The compound cytisine, an extract of acacia seeds that has been used in Eastern Europe for more than 40 years as an aid to smoking cessation, was found effective in the first placebo-controlled randomized trial of the agent that meets modern regulatory standards, according to a report in the Sept. 29 issue of the New England Journal of Medicine.
Cytisine is a partial agonist that binds with high affinity to a subtype of the nicotinic acetylcholine receptor, which is also the primary target of the smoking-cessation drug varenicline. It has been available across Eastern Europe under the brand name Tabex since 1964, said Robert West, Ph.D., of the Cancer Research U.K. Health Behavior Research Centre, department of epidemiology and public health, University College London, and his associates.
Because of its "unusual history of development," no preclinical studies, dosing studies, or large comparative trials have been reported to date. "We conducted a study to assess cytisine’s efficacy and safety in a context that could be replicated globally, with a relatively short treatment course (25 days) and minimal contact with health professionals," they noted.
Their aim was to determine whether the agent would be particularly beneficial for the millions of smokers who live in "countries in which the average household income is less than $200 per week and in which treatment of this kind is not paid for by insurance plans or national health care systems."
Unlike other pharmacotherapies for smoking cessation, cytisine is inexpensive; a full course of treatment costs the equivalent of $15 in Poland and $6 in Russia. This "may make it an attractive treatment option for smokers in low-income and middle-income countries," the researchers noted.

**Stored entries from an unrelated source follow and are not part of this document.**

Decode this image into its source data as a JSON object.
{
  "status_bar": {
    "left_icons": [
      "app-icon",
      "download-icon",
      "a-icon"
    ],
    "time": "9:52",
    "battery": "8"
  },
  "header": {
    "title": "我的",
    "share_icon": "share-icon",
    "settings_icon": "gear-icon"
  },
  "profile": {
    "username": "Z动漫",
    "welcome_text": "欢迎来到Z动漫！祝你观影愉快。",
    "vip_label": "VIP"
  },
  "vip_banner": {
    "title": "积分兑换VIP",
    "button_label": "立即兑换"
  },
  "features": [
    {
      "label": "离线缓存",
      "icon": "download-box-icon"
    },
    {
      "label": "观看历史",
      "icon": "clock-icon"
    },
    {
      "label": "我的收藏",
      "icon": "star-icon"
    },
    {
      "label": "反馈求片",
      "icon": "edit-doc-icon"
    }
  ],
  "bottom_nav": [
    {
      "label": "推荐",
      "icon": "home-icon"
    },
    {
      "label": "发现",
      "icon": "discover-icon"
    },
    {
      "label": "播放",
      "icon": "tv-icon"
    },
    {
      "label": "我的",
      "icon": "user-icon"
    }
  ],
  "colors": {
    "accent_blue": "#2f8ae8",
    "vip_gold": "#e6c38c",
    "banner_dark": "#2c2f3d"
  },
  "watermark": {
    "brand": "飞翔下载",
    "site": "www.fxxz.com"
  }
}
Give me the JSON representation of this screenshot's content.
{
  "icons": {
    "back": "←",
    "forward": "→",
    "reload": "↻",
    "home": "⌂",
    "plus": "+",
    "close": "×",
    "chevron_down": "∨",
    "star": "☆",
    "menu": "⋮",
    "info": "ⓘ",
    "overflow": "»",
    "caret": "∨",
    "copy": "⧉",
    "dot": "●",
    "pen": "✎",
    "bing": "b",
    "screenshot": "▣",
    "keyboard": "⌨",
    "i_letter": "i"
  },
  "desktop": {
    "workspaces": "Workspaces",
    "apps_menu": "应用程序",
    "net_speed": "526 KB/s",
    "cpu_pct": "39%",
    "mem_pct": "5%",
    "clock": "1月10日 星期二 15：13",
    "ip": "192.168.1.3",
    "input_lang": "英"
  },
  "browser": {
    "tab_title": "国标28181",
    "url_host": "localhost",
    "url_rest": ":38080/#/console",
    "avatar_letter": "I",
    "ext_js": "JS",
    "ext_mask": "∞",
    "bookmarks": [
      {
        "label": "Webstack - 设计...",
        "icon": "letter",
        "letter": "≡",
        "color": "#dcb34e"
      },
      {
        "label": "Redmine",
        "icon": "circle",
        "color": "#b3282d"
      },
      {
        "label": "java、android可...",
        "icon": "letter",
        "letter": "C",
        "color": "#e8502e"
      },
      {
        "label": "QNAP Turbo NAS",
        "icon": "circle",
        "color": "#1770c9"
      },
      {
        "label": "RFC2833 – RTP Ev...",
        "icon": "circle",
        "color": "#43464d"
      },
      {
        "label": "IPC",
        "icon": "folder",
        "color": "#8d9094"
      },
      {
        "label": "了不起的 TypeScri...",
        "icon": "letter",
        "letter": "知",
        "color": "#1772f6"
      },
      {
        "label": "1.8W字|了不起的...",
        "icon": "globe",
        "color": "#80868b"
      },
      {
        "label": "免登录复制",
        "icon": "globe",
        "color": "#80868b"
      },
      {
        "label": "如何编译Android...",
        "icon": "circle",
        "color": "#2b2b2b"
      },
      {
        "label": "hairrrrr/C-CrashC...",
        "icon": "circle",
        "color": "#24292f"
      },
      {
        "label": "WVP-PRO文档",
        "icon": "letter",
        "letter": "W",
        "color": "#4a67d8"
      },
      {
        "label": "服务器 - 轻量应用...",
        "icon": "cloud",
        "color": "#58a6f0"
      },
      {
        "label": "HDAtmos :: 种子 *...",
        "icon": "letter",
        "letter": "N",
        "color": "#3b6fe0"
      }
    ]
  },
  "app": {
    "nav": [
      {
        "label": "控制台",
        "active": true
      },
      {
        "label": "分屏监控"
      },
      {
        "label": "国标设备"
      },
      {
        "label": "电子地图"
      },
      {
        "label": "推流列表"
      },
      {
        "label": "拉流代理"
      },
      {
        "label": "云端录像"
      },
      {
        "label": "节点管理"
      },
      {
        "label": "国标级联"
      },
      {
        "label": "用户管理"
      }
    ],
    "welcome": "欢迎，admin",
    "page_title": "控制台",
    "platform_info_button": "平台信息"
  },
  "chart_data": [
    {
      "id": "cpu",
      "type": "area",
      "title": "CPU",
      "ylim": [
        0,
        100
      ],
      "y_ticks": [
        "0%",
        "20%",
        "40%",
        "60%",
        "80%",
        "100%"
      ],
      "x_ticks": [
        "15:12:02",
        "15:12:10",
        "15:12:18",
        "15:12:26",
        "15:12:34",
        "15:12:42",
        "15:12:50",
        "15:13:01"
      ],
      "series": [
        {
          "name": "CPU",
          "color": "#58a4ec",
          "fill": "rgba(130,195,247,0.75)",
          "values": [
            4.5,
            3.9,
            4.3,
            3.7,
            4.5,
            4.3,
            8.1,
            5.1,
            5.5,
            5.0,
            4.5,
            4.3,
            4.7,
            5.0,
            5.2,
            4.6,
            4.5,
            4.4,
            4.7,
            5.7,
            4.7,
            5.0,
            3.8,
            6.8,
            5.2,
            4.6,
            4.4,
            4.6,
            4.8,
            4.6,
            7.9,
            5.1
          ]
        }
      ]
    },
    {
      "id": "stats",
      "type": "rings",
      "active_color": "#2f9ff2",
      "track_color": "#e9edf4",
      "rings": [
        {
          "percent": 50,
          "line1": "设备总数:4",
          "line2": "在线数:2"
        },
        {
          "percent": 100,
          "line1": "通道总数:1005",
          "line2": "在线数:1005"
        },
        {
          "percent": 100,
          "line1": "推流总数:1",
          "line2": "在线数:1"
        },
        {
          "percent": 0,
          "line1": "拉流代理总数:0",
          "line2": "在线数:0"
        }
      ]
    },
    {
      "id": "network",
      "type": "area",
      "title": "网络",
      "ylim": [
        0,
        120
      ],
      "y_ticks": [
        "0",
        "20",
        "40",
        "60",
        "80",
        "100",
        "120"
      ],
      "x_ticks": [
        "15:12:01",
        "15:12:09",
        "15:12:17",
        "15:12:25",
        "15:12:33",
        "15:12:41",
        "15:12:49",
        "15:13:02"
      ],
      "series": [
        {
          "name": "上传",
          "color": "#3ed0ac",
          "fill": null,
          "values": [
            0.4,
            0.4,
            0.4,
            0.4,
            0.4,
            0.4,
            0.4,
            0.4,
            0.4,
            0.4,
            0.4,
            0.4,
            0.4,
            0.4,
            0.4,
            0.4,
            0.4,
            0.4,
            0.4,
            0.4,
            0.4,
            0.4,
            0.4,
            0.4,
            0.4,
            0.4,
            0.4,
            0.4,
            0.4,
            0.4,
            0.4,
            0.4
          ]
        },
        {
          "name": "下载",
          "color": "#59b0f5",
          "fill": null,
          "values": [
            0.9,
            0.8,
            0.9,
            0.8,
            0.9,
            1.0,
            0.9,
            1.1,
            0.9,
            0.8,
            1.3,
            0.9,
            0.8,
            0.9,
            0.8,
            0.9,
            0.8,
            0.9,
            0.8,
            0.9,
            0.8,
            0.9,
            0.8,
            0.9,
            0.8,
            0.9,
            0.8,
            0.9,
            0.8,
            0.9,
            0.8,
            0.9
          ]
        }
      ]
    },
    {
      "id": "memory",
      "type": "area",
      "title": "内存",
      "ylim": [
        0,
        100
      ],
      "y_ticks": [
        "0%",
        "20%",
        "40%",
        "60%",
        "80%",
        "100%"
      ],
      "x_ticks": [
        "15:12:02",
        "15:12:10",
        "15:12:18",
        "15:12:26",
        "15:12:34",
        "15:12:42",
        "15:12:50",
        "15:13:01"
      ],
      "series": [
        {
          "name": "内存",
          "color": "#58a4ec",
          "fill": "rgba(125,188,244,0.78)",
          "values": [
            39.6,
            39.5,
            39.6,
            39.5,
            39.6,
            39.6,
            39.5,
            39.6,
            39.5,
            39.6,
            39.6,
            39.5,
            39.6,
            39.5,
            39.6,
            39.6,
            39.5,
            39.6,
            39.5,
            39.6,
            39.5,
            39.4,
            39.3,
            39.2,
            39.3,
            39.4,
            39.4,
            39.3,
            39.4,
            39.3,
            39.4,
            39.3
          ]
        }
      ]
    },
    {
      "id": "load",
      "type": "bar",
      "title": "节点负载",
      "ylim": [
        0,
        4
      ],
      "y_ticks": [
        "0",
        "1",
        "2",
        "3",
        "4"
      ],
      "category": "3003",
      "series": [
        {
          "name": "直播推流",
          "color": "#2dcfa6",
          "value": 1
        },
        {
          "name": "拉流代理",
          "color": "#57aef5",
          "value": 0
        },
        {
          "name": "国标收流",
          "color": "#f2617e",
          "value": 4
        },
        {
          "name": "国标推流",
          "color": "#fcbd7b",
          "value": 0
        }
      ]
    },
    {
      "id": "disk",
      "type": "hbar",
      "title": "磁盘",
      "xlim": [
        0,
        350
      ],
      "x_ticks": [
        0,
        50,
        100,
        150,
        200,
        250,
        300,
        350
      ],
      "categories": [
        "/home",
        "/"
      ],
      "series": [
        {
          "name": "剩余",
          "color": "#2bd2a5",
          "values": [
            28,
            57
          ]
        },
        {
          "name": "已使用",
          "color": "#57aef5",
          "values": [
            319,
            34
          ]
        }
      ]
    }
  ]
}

They performed a single-center, double-blind trial in which 740 subjects were randomly assigned to either active drug or placebo in equal numbers. "Behavioral support and the number of follow-up sessions were kept to a minimum to simulate, as much as possible, what might happen in a routine clinical situation" in low-income regions.
This included a baseline clinic visit where the drug was dispensed, telephone calls from staff on the target quit day (day 5) and 1 week later, a clinic visit 1 month after the target quit date, further follow-up calls, and a clinic visit for those who remained abstinent at 6 and 12 months following the conclusion of treatment.
The study participants were adults who smoked 10 or more cigarettes per day and were willing to try to stop smoking permanently. At baseline, all reported heavy smoking and showed high concentrations of carbon monoxide in exhaled breath, and all scored high on the Fagerström Test for Nicotine Dependence. Approximately half the study subjects were manual laborers, and more than 80% said they had tried to quit smoking previously.
The primary efficacy outcome was 12 months of sustained smoking abstinence after the end of treatment. This rate was 8.4% with cytisine, significantly better than the 2.4% rate with placebo.
"The net improvement in the abstinence rate with cytisine was 6 percentage points. The relative rate of abstinence in the cytisine group as compared with that in the placebo group was 3.4," Dr. West and his colleagues said (N. Engl. J. Med. 2011;365:1193-200).
This 3.4 relative difference in smoking cessation between cytisine and placebo "was higher than previous studies have shown for varenicline (2.3) and nicotine-replacement therapy (1.6). However, the absolute difference in the rate of abstinence between participants receiving cytisine and those receiving placebo in this trial (6 percentage points) was lower than that shown for varenicline and similar to that shown for nicotine-replacement therapy," they noted.
The rates of drug discontinuation or dose reduction were similar between subjects taking the active drug and those taking placebo. There were no serious adverse effects attributed to cytisine. The incidence of minor gastrointestinal adverse effects, chiefly stomach ache, dyspepsia, and nausea, was higher with cytisine than with placebo.
Using more intensive behavioral support along with cytisine may improve absolute quit rates. "Also, the treatment period was only 4 weeks, as compared with 8 weeks for nicotine-replacement therapy and 12 weeks for varenicline, and it is possible that efficacy could be improved by a longer regimen," the investigators added.
This study was supported by University College London, the U.K. National Prevention Research Initiative, Cancer Research U.K., and the U.K. National Institute for Health Research. Cytisine and matching placebo were provided at no cost by the manufacturer, Sopharma AD. Dr. West and his associates reported ties to Pfizer, McNeil, Celtic, Johnson & Johnson, and GlaxoSmithKline, and Dr. West holds a patent pending on a nicotine delivery device.